I'm trying your method!

hehehe..........I just picked up my new Imbel rifle just 10 minutes ago...........I'll have a shit eatin grin plastered on my face for days!

Vulcan
June 21, 2002, 19:32
FYI:

I contacted Brownells about their cold blue and this is the response I got back..................

Do you think they want me spend more money or are they tellin it straight?..........................


Thank you for taking the time to contact us. We certainly do appreciate your interest in Brownells.

We would really have a hard time recommending that you use a cold blue to refinish your FAL magazines. Cold blues are all inferior to any properly applied hot caustic blue or Parkerizing. We would expect you to wind up with a blotchy appearance and little consistency. Alternatives would include a spray-on/bake-on product, but inasmuch as you are experiencing a tight fit of the mags, Parkerizing may be a better choice. Although there is a greater investment in equipment, the effort expended would be no more and the results more predictable.

Best regards,
BROWNELLS, INC.

John W. Treakle
Technical Services

JWT:ba

Brownells, Inc.
200 South Front Street
Montezuma, IA 50171

Telephone 641-623-5401 ext: 5454
Fax: 641-623-3896

www.brownells.com




Hello,
I am intrested in using your Oxpho cold blue to put a new finish on
approximately 25 (20 round) FN FAL surplus magazines.

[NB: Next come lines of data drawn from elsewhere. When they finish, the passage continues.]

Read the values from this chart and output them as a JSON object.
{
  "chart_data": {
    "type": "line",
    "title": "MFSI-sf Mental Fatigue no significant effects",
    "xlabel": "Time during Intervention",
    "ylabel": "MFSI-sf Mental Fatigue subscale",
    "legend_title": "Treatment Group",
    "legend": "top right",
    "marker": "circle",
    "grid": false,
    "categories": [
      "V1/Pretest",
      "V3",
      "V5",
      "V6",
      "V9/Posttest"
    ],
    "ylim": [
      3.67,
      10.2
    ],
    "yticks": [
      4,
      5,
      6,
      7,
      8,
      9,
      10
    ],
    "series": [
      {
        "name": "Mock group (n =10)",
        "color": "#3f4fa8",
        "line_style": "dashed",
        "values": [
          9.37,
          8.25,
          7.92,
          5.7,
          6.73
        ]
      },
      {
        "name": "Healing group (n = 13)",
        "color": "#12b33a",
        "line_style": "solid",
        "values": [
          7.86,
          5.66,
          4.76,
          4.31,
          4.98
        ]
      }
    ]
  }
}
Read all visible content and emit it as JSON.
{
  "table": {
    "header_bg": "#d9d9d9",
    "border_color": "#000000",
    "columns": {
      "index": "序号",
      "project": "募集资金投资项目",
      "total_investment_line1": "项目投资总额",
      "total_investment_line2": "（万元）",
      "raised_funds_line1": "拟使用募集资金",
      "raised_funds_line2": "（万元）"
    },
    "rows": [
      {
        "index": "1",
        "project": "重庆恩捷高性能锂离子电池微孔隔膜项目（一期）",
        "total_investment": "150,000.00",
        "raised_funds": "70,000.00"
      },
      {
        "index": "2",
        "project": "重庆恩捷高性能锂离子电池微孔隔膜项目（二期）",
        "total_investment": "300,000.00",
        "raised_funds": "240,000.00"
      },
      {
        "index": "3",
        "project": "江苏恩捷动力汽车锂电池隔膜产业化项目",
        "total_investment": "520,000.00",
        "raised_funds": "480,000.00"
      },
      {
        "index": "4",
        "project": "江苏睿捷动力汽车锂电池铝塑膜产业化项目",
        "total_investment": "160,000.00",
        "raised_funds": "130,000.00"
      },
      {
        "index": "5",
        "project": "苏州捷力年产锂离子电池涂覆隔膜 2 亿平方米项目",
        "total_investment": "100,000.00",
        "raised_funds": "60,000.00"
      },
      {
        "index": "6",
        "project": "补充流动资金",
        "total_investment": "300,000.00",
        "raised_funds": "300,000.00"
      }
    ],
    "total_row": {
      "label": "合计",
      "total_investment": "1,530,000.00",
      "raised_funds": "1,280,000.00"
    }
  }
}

I intend to take them down to bare metal and thouroughly degrease them
prior to treatment.

I was unable to glean the information from your FAQ's so if you would please, could you answer the following questions;

1. How dark will the finish be? (I would like them as dark as possible)
2. As these mag's fit tight in the receiver, can I get a dark finish
without a thick buildup?
3. Can they be finished with a matte appearance?
4. Considering the project size and possible need for multiple
applications, how much product would be needed to complete the project?
5. Which (gel or liquid) product would you reccomend?

Thank you for taking the time to help me out here :)

best regards,

Brad Gillispie

Adventurer_96
June 22, 2002, 00:43
I've used the BBQ paint on one of my mags so far and the results have been good. However, I only had one coat and I have not baked it yet. I wanted to see what the finish was going to be first.

I'd toyed with the idea of AlumahydeII but while the finish is nice when it cures, it is too thick to work on some areas like floorplate in my opinion.